Beyond politics, U.S.-Canada always has been an intriguing hockey rivalry for the lopsided dynamic of it.

Canada invented hockey, and Canadian players have always been considered superior to U.S. players. Sure, an NHL team from Canada has not won a Stanley Cup since 1993, but there has never been much argument that our northern neighbor, home of Wayne Gretzky, has produced better players than the U.S.

Indicative of that, Canada has won a record nine Olympic gold medals to only two for the U.S., the last in 1980. That was the “Miracle on Ice” tournament — so coined and so memorable because the Americans winning hockey gold was so stunning.
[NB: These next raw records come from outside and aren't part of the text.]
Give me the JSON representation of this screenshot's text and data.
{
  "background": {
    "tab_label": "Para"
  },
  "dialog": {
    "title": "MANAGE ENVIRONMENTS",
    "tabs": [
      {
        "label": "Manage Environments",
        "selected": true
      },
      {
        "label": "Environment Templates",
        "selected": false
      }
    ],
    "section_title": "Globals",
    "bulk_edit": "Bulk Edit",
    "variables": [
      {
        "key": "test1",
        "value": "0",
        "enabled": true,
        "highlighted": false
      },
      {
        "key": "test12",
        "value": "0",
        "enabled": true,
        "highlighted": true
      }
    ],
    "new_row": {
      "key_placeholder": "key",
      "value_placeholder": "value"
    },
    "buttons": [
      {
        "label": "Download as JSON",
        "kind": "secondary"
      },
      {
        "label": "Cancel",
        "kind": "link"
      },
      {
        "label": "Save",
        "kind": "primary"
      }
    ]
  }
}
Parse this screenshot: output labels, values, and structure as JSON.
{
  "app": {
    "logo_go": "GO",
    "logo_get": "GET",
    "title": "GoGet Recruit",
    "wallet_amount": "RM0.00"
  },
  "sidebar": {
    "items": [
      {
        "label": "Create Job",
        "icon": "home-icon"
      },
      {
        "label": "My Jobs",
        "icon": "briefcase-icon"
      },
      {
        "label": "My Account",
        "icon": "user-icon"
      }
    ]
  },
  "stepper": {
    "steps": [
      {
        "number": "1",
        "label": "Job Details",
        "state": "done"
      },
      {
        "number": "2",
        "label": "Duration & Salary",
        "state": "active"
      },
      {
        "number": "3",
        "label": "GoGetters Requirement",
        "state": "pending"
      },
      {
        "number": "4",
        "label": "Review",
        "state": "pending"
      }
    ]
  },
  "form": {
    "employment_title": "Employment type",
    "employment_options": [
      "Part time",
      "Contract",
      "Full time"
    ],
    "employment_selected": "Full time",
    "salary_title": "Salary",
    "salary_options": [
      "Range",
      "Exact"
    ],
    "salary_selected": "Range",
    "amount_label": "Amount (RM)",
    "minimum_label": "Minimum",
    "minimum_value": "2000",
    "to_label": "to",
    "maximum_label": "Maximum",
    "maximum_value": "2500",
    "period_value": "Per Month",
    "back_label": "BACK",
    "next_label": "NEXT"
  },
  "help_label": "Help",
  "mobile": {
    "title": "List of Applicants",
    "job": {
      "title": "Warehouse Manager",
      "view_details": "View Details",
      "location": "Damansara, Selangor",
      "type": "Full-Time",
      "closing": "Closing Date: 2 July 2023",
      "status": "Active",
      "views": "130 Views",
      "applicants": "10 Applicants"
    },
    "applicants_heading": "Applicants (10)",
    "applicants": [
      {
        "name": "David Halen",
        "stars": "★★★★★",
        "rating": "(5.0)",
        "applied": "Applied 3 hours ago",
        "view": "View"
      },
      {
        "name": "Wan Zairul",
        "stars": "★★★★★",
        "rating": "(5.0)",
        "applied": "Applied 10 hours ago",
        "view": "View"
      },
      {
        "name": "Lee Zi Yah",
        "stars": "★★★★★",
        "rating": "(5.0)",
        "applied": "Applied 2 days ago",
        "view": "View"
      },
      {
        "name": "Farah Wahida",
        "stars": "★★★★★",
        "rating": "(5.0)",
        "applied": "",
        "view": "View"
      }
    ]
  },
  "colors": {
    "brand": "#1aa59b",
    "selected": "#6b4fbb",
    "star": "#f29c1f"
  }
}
The 4 Nations Face-Off has rewritten that notion thus far, and another Team USA win over Canada would be seismic in flipping that narrative entirely.

Imagine if a Stanley Cup Final Game 7 and an Olympic gold-medal game collided?

See what that would look like Thursday night in Boston.

This story was originally published February 19, 2025 at 12:04 PM.

Greg Cote
Miami Herald
Greg Cote is a Miami Herald sports columnist who in 2025 won a first-place Green Eyeshade award in Sports Commentary and has finished top 10 in column writing by the Associated Press Sports Editors on multiple occasions. Greg also hosts The Greg Cote Show podcast and appears regularly on The Dan LeBatard Show With Stugotz.